La notion de temps, sa perception, son utilisation et sa gestion ont pris une importance essentielle dans nos sociétés. Dans le domaine des transports de personnes aussi bien que de marchandises, les gains de temps constituent une motivation majeure. C’est pour cela que le problème d’estimation du temps de parcours a été un problème étudié par de nombreux chercheurs.
Le temps de parcours est considéré comme l’une des mesures du degré de performance les plus importantes dans les études de transport. La congestion du trafic est une situation inévitable dans presque toutes les grandes villes. Cette congestion croissante du réseau routier a un impact essentiel sur l’environnement. Les résultats de la congestion sont les circulations de type accordéons (« stop and go »), ce qui non seulement augmente la consommation d’énergie mais ainsi provoque de la pollution de l’air. Ainsi, en réduisant l’encombrement, on assure la fluidité du trafic et on réduit la consommation d’énergie.
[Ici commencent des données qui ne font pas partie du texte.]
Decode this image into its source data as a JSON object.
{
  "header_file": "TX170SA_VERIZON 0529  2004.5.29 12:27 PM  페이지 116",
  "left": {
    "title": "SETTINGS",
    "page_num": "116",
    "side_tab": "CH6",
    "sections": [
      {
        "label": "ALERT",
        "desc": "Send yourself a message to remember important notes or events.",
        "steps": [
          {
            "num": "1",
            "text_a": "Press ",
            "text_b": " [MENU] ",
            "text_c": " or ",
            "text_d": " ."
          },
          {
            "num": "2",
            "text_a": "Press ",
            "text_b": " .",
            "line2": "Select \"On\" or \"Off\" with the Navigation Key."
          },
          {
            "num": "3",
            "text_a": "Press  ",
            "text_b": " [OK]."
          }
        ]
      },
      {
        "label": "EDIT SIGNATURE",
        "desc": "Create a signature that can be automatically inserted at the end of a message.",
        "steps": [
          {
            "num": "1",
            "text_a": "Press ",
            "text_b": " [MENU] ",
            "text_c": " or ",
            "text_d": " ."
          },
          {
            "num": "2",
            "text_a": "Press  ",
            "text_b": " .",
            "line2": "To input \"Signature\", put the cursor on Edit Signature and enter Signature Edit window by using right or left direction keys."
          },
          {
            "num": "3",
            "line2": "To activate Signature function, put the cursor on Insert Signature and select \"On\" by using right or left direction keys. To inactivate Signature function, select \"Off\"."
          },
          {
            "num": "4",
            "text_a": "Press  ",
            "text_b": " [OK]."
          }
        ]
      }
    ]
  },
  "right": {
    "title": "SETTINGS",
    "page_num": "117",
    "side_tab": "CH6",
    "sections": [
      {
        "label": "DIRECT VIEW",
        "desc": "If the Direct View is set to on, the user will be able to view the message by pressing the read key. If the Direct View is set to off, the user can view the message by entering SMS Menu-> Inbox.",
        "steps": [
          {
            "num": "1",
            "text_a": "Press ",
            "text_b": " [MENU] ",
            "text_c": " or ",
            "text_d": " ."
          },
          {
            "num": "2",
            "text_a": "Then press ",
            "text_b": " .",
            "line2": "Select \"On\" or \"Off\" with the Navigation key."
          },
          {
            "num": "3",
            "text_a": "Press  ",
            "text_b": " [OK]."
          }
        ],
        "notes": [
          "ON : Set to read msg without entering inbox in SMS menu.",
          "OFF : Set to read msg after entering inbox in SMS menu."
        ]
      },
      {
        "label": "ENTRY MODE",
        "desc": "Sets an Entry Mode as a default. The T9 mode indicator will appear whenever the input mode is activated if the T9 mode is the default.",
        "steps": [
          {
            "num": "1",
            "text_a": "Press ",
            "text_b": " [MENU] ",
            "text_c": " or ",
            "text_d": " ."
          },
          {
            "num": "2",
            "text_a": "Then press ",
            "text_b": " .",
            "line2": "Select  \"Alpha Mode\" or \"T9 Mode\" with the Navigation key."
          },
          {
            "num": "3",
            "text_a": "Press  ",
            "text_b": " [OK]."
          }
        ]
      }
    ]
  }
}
Le travail de cette thèse porte sur l’estimation du temps de parcours en milieu urbain. Essentiellement, l’estimation du temps de parcours peut être divisée en deux grandes catégories, à savoir, les méthodes indirectes et les méthodes directes suivant les types des sources de données utilisées.
Dans les méthodes indirectes, le temps de parcours est estimé ou calculé à partir des paramètres intermédiaires, comme par exemple la vitesse, grâce aux capteurs fixes tels que les détecteurs à boucles magnétiques (simples et doubles) qui sont les capteurs les plus utilisés. La vitesse d’un flux de trafic est égale au rapport du débit sur la concentration. Cette formule fournit une méthode de mesure possible de cette vitesse. Les boucles magnétiques simples ne fournissent ni la concentration ni la vitesse mais, en revanche, elles fournissent le débit et le taux d’occupation qui dans certaines conditions et sous certaines hypothèses peut être utilisé comme un estimateur de la concentration. Alors que les boucles magnétiques doubles fournissent directement la vitesse. Un des avantages des boucles est que les réseaux routiers européens sont équipés de ce type de détecteur. En outre, elles fournissent une base de données sur une longue période de temps. Toutefois, l’une des principales critiques sur les données des boucles est la forte probabilité d’erreur due, par exemple, à la défaillance de l’équipement. Ainsi, il est nécessaire de vérifier l’exactitude des données recueillies par les boucles avant de les utiliser. De plus, ces mesures ne représentent l’état du trafic qu’à l’endroit où le capteur est placé et non pas sur l’ensemble d’un itinéraire ni même sur un tronçon de cet itinéraire.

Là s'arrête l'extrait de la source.